Chargement en cours . . . 

Courrier PHILIA

 Philia [accueil]...    imprimer ce document...   fermer cette fenêtre...

COURRIER


 

Les hommes savent-ils ce qu'ils désirent ?...
20/04/2007

D'Elodie le 20/04/2007 : "Bonjour philia, alors voilà j'ai un devoir à faire pour 3 mai. Plus exactement une dissertation qui pour moi semble être un vrai casse tête. Voici le sujet : Les hommes savent-ils ce qu'ils désirent ?

Voici mon introduction :

Le désir est la recherche d'un objet que l'on imagine ou que l'on sait être source de satisfaction. C'est lorsque l'objet du besoin vient à manquer que le manque éprouvé se transforme en désir. Tout au long de notre vie, nous bâtissons tous des projets et nos désirs évoluent en permanence. Les désirs font partie de l'existence humaine. Mais savons-nous ce que nous désirons ? Dans un premier temps, nos désirs portent sur un objet bien précis que nous cherchons absolument à acquérir, ainsi nous pouvons dire que nous savons parfaitement ce que nous voulons. D'un autre côté, le désir au bout d'un certain temps peut diminuer et nous faire rêver à accéder à de nouveaux horizons, bâtir de nouveaux projets. On peut ainsi dire que l'homme est un être insatisfait dont les désirs ne seront jamais satisfaits car ils évoluent sans cesse. Dès lors que nous obtenons ce que nous avons désiré. La connaissance de nos désirs nous est parfois nécessaire. Pouvons-nous dire alors que nous avons ce que nous désirons ?

Mon plan :

  1. Oui les hommes savent ce qu'ils désirent (Sartre)
  2. Non les hommes ne savent pas ce qu'ils désirent car ils n'ont pas toujours conscience (psychanalyse de Freud).

Voilà. J'espère que vous pourrez m'aider. Je vous remercie d'avance."
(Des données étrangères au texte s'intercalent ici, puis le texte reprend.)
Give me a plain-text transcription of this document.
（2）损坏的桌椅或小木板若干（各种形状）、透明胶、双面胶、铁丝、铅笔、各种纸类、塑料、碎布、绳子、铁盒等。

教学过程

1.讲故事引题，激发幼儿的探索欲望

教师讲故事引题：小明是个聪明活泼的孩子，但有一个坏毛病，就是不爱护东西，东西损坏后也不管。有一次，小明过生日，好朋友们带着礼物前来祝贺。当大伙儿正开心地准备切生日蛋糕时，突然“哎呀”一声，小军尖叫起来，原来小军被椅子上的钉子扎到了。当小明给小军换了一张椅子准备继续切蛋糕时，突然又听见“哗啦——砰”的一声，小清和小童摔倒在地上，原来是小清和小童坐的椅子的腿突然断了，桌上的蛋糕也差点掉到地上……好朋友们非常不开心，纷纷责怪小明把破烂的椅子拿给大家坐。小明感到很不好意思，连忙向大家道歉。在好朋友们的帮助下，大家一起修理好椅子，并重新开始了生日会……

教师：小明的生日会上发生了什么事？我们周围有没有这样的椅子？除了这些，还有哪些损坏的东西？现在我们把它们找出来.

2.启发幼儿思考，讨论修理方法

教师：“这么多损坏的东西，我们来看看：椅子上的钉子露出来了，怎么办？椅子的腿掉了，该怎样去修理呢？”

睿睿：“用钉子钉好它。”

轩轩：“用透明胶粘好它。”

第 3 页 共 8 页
=> 29/04/07 : Bonjour Elodie, et merci de votre confiance. Voyons sans attendre ce qu'il en est de votre introduction (attention, je ne suis pas tendre !), puisque vous me faites la grâce de me la soumettre :

Le désir est la recherche d'un objet que l'on imagine ou que l'on sait être source de satisfaction. C'est lorsque l'objet du besoin vient à manquer que le manque éprouvé se transforme en désir. Tout au long de notre vie, nous bâtissons tous des projets et nos désirs évoluent en permanence. Les désirs font partie de l'existence humaine. Mais savons-nous ce que nous désirons ?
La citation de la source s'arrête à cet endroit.